The Trouble With Quarterbacks
“I’m practically naked!”
“Hardly,” Logan says, a wicked look in his eyes as he gathers my most prized possession, wads it into a ball, and tosses it out of the pool. Red fabric heaps beside a lounger, and now I’m stuck, in here with him, with barely any clothes on.
“Give me your tee!” I say, swimming closer and starting to pry the wet material off his abs. “It’ll cover me well enough. Probably go down to my ankles with any luck.”
“Sure thing,” he says, reaching back in that ultra-sexy way to yank his shirt up and off in one fell swoop. Then he holds it out for me, and I reach for it. As soon as my fingers touch it, he jerks it away and tosses it out beside my dress. “Actually, why bother? It’s sopping wet. You don’t want to put it on anyway.”
My eyes are wide as saucers. I’m pretty sure my jaw is dropped so low my chin is skimming the surface of the water. “I did want it, you cow! Now look what you’ve done. You’re there, all nude and glorious and tan, and I haven’t got a stitch of clothing to put on. We’re basically in a porno!”
He grins. “Want my jeans?”
“Oh har har. Funny guy. Sure, give me those and let me put them on so I don’t moon everyone and give them a fright on my way out of the pool.”
At the depth we’re standing in, his chest is up out of the water; meanwhile, I’m up to my neck, basically treading water to stay alive. It’s getting a bit difficult as I’ve got the upper body strength of an infant. He sees me starting to struggle and reaches out for my hand, dragging me toward the shallow end. I let him, right up until my breasts are about to crest the water, and then I yank my hand back.
“That’s enough, you rascal. I know what you’re after. Trying to get a peek, are we?”
He shrugs as if he’s not even a little remorseful, and then he sweeps his wet hair off his face. “Can’t blame a guy for trying.”
“Good to know what you’re really like under all that charm and hair—a naughty little bugger. Now give me your trousers like you promised.”
He reaches down to undo the button on his jeans, and I go a bit lightheaded from watching him. Water sluices down his toned abs. They are, without a doubt, the best set of muscles I’ve ever seen. He’s so tall and lean, but built too, like every part of him is in tip-top shape, not a centimeter gone to waste. He’s got this fabulously sharp Adonis V that basically draws my eyes down to where I should not under any circumstances look, but well, sue me, because I do. I have no choice. My eyeballs are glued to him as he starts to take off his trousers and reveals a pair of navy Calvin Klein boxer briefs. I’d bet they pay him a million dollars to wear those and represent their brand. They’d be stupid not to.
In my head, I’m quite a perv, so obviously I try to get a good look at what he’s got going on down there, but everything below his waistline is under the water and it’s fairly dark out here. Oy, someone turn a spotlight on, will you?
Once my eyes go a bit cross from all the struggling, I finally blink and force my gaze up to his face. He’s looking right at me, like he’s been waiting ages for my eyes to get to his. He’s grinning. The bastard.
“Seen enough?”
“Quite,” I snap, snatching his jeans away from him and trying to struggle into them.
It’s not possible to do it at this depth.
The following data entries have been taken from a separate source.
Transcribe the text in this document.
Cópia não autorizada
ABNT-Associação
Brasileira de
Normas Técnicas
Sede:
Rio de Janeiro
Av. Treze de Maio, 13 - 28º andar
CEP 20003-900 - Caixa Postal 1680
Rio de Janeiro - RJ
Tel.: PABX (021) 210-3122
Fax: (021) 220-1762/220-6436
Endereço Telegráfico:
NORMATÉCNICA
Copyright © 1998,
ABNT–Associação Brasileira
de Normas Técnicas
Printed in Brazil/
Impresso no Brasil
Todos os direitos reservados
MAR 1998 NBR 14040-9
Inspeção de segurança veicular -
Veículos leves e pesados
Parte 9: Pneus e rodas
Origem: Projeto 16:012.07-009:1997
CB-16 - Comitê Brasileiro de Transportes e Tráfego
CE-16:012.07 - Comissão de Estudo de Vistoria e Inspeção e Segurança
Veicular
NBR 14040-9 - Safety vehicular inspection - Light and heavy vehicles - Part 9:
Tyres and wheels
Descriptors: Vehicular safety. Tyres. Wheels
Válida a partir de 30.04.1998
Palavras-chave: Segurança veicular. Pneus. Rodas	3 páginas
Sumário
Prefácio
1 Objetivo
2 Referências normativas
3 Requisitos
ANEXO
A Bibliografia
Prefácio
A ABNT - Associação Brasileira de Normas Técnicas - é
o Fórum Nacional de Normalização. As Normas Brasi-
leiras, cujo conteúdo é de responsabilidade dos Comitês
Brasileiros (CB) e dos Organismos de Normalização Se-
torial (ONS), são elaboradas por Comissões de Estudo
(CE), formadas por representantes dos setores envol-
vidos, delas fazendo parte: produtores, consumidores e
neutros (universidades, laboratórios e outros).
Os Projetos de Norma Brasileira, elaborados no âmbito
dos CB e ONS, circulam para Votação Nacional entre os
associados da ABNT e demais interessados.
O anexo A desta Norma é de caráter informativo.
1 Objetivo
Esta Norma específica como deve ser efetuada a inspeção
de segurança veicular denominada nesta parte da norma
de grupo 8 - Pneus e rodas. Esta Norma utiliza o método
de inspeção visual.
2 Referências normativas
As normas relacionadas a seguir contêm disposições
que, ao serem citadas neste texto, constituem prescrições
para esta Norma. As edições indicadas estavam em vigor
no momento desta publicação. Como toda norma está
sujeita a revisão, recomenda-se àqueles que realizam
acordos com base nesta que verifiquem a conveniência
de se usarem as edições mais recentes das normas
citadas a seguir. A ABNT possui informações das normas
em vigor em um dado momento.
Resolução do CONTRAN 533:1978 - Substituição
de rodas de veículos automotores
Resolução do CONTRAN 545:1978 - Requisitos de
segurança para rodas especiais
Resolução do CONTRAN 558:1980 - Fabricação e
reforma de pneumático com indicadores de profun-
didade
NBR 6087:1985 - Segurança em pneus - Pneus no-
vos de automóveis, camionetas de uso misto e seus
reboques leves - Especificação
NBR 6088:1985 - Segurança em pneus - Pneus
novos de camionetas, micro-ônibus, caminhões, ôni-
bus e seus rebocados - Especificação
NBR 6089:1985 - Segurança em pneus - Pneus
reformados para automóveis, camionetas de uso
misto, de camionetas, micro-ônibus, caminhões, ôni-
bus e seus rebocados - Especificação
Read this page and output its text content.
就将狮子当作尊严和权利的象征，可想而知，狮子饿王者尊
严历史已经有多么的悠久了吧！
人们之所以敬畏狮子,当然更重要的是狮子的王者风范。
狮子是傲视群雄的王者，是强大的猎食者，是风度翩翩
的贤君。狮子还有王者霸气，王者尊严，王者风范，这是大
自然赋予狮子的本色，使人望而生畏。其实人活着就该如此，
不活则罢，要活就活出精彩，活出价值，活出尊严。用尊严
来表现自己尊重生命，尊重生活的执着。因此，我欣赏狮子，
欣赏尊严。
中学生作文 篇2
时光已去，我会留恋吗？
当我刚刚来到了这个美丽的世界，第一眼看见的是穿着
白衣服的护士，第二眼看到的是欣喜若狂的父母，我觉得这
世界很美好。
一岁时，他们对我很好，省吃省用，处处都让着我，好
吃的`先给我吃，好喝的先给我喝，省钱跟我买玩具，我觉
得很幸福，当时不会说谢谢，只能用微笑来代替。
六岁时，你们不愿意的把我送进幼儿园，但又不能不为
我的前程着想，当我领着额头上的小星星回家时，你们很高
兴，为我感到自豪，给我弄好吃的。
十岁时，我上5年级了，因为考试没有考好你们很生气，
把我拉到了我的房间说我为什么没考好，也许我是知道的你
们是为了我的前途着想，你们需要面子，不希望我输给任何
I’m not some aquatic acrobat who can balance and float and don clothing all at once. I huff and start for an even shallower section of the pool, but then cool air hits my chest and I duck under again, sending Logan a searing glare.
He shrugs, like he had absolutely nothing to do with my faux pas this time, but from the gleam in his gaze, I can tell he’s benefitted from it.
I learn my lesson and trudge forward a few more steps, this time with my back turned to him so my hair acts like a curtain against my skin. I shimmy into his jeans, and once I’ve got them pulled all the way up, I realize there’s still half a leg of material dragging on the pool bottom. I groan and lift each leg to roll up the denim so they fit nicely. Then I cinch the waistband in my hand and turn around.
“How do I look?”
“Like you’re wearing a pair of men’s jeans that are about ten sizes too big.”
“It’s not my fault you’ve got a fat arse.”